Повесть о двух сестрах и о волшебной стране Мерце - Шагинян Мариэтта Сергеевна 6 стр.


— Вот и хорошо, довольно с нас одной девочки и двух мальчиков. Луиза Антоновна, я надеюсь, вы тоже будете у нас в этот вечер. Давайте обсудим, как это устроить и когда.

Мама с немкой уселись на диван и принялись обсуждать подробности, а дети скакали вокруг них как сумасшедшие.

Решено было попросить у крестного, Афанасия Ивановича, выезд и на этом выезде отправить Луизу Антоновну за детьми. Вечер назначили в воскресенье, и мама по этому случаю велела разгладить два самых нарядных детских платьица с кружевными воротничками. Мало того: из маминой шифоньерки были вынуты три коробки с шахматами, с домино и еще с какой-то английской игрой, в которую, впрочем, никто не играл. Домино было из настоящей слоновой кости, а шахматы — великолепной кустарной работы: каждая фигурка выглядела как живая: конь мчался, вскинув обе передние ноги и распустив хвост; башня-тура была настоящая, из каменных плит и с отверстиями для пушек; офицер-слон в нарядном мундире опирался на шпагу, а королева была так хороша, что дети не могли вдоволь на нее налюбоваться. Решено было приготовить все игры, чтобы дети, если захотят и смогут, играли и забавлялись вволю.

На кухне тоже началась суета. Мама заранее написала на листочке, что купить на рынке, а что в магазинах. Сперва в детской детям дадут чай с пирожным, вареньем и сладостями а уже в десятом часу вечера в столовой накроют ужин. Мама хранила в тайне, что именно будет к ужину, но дети расслышали, как зашла речь о рябчиках и брусничном варенье.

Мама не пустила Луизу Антоновну заниматься и решила остаток часа провести с ней в разговорах. Ей непременно хотелось узнать, подходят ли приглашенные дети к ее девочкам, какие у них характеры, как их воспитывает и нет ли дома заразных больных.

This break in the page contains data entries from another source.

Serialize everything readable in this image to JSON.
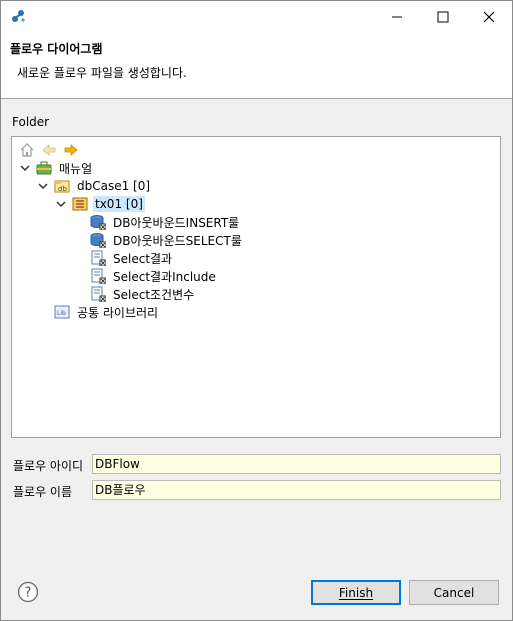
{
  "window": {
    "minimize_glyph": "—",
    "maximize_glyph": "☐",
    "close_glyph": "✕"
  },
  "header": {
    "title": "플로우 다이어그램",
    "message": "새로운 플로우 파일을 생성합니다."
  },
  "folder": {
    "label": "Folder",
    "tree": [
      {
        "label": "매뉴얼",
        "icon": "briefcase-icon",
        "expanded": true,
        "level": 0
      },
      {
        "label": "dbCase1 [0]",
        "icon": "package-icon",
        "expanded": true,
        "level": 1
      },
      {
        "label": "tx01 [0]",
        "icon": "transaction-icon",
        "expanded": true,
        "level": 2,
        "selected": true
      },
      {
        "label": "DB아웃바운드INSERT룰",
        "icon": "database-icon",
        "level": 3
      },
      {
        "label": "DB아웃바운드SELECT룰",
        "icon": "database-icon",
        "level": 3
      },
      {
        "label": "Select결과",
        "icon": "document-icon",
        "level": 3
      },
      {
        "label": "Select결과Include",
        "icon": "document-icon",
        "level": 3
      },
      {
        "label": "Select조건변수",
        "icon": "document-icon",
        "level": 3
      },
      {
        "label": "공통 라이브러리",
        "icon": "library-icon",
        "level": 1
      }
    ]
  },
  "form": {
    "flow_id_label": "플로우 아이디",
    "flow_id_value": "DBFlow",
    "flow_name_label": "플로우 이름",
    "flow_name_value": "DB플로우"
  },
  "buttons": {
    "finish": "Finish",
    "cancel": "Cancel"
  },
  "colors": {
    "selection": "#cce8ff",
    "field_background": "#ffffe1",
    "primary_border": "#0078d7"
  }
}
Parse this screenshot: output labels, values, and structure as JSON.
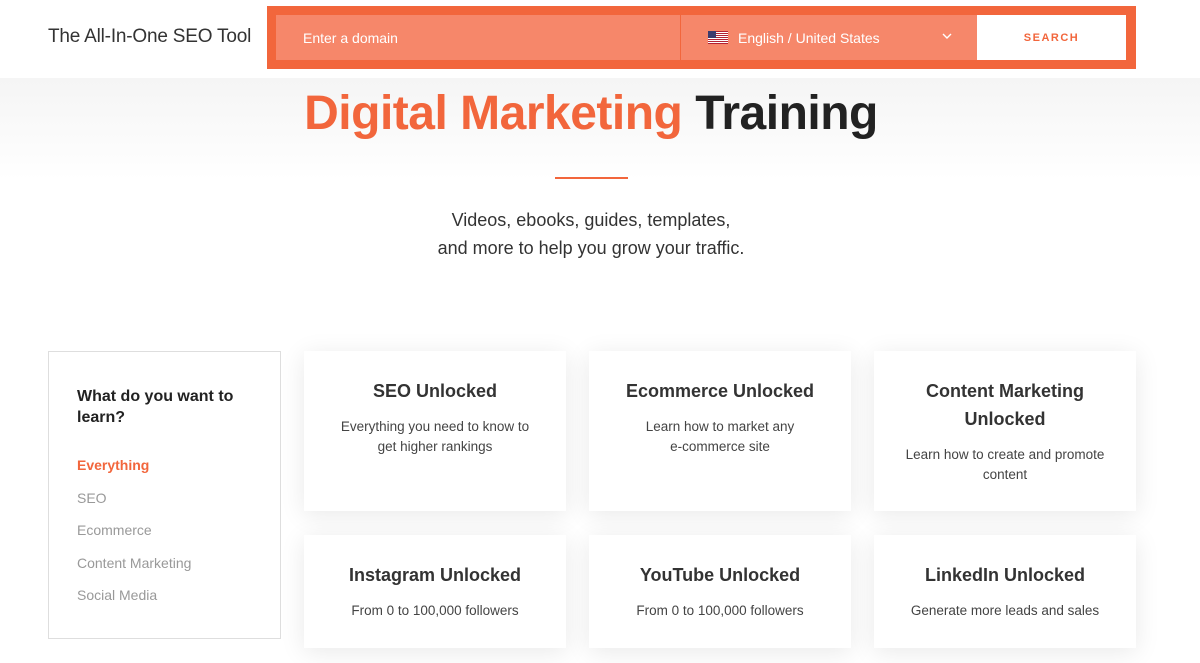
{
  "header": {
    "brand": "The All-In-One SEO Tool",
    "search": {
      "placeholder": "Enter a domain",
      "language": "English / United States",
      "button_label": "SEARCH"
    }
  },
  "hero": {
    "title_accent": "Digital Marketing",
    "title_rest": "Training",
    "subtitle_line1": "Videos, ebooks, guides, templates,",
    "subtitle_line2": "and more to help you grow your traffic."
  },
  "filters": {
    "title": "What do you want to learn?",
    "items": [
      {
        "label": "Everything",
        "active": true
      },
      {
        "label": "SEO",
        "active": false
      },
      {
        "label": "Ecommerce",
        "active": false
      },
      {
        "label": "Content Marketing",
        "active": false
      },
      {
        "label": "Social Media",
        "active": false
      }
    ]
  },
  "cards": [
    {
      "title": "SEO Unlocked",
      "desc": "Everything you need to know to get higher rankings"
    },
    {
      "title": "Ecommerce Unlocked",
      "desc": "Learn how to market any e-commerce site"
    },
    {
      "title": "Content Marketing Unlocked",
      "desc": "Learn how to create and promote content"
    },
    {
      "title": "Instagram Unlocked",
      "desc": "From 0 to 100,000 followers"
    },
    {
      "title": "YouTube Unlocked",
      "desc": "From 0 to 100,000 followers"
    },
    {
      "title": "LinkedIn Unlocked",
      "desc": "Generate more leads and sales"
    }
  ],
  "colors": {
    "accent": "#f2663c",
    "accent_light": "#f6876a"
  },
  "icons": {
    "flag": "us-flag-icon",
    "dropdown": "chevron-down-icon"
  }
}
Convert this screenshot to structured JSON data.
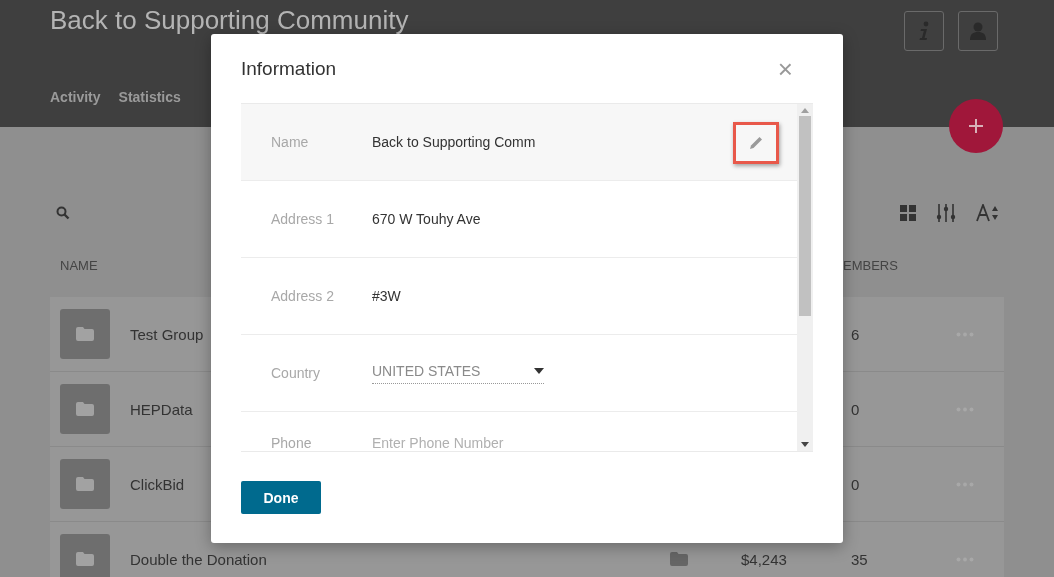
{
  "page": {
    "title": "Back to Supporting Community",
    "tabs": [
      {
        "label": "Activity",
        "selected": false
      },
      {
        "label": "Statistics",
        "selected": false
      }
    ],
    "columns": [
      "NAME",
      "EMBERS"
    ],
    "rows": [
      {
        "name": "Test Group",
        "members": "6"
      },
      {
        "name": "HEPData",
        "members": "0"
      },
      {
        "name": "ClickBid",
        "members": "0"
      },
      {
        "name": "Double the Donation",
        "amount": "$4,243",
        "members": "35"
      }
    ]
  },
  "dialog": {
    "title": "Information",
    "close": "×",
    "fields": [
      {
        "kind": "text",
        "label": "Name",
        "value": "Back to Supporting Comm",
        "highlighted": true
      },
      {
        "kind": "text",
        "label": "Address 1",
        "value": "670 W Touhy Ave",
        "highlighted": false
      },
      {
        "kind": "text",
        "label": "Address 2",
        "value": "#3W",
        "highlighted": false
      },
      {
        "kind": "select",
        "label": "Country",
        "value": "UNITED STATES",
        "highlighted": false
      },
      {
        "kind": "input",
        "label": "Phone",
        "placeholder": "Enter Phone Number",
        "highlighted": false
      }
    ],
    "done": "Done"
  }
}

— Вы можете быть спокойны, сударыня. Уж если я берусь за дело, все останутся довольны и никакого риска не будет. Больше всех желателен для знакомства Жоржинька. Родители его, может быть, вы слышали, имеют свою частную гимназию на заграничный манер. У них в доме все говорят по-немецки. Он единственный сын, и его всегда ставят в пример другим воспитанникам. Можете себе представить, с утра сидит за книжками, здоровается всегда по-европейски — ногой шаркнет и голову наклонит. Говорит очень разумно, и ничего, ни одного поступка, без причины у него не бывает.

— Ну, не нравится мне ваш Жорж, — задумчиво сказала мама, к великому восторгу детей.

— Со стороны нельзя судить, его нужно увидеть. А вот Нюша — та мое горе. Мать у нее учительница музыки, отец писатель. Избаловали девочку ужасно. Родилась она у них поздно, оба они уже не молодые и воспитывают ее — просто вы не поверите! — не как ребенка, а как домашнее животное. Ходит она у них на четвереньках, пачкается обо все, к учению никакого интереса.

— Это поправимо, лишь бы натура была хорошая.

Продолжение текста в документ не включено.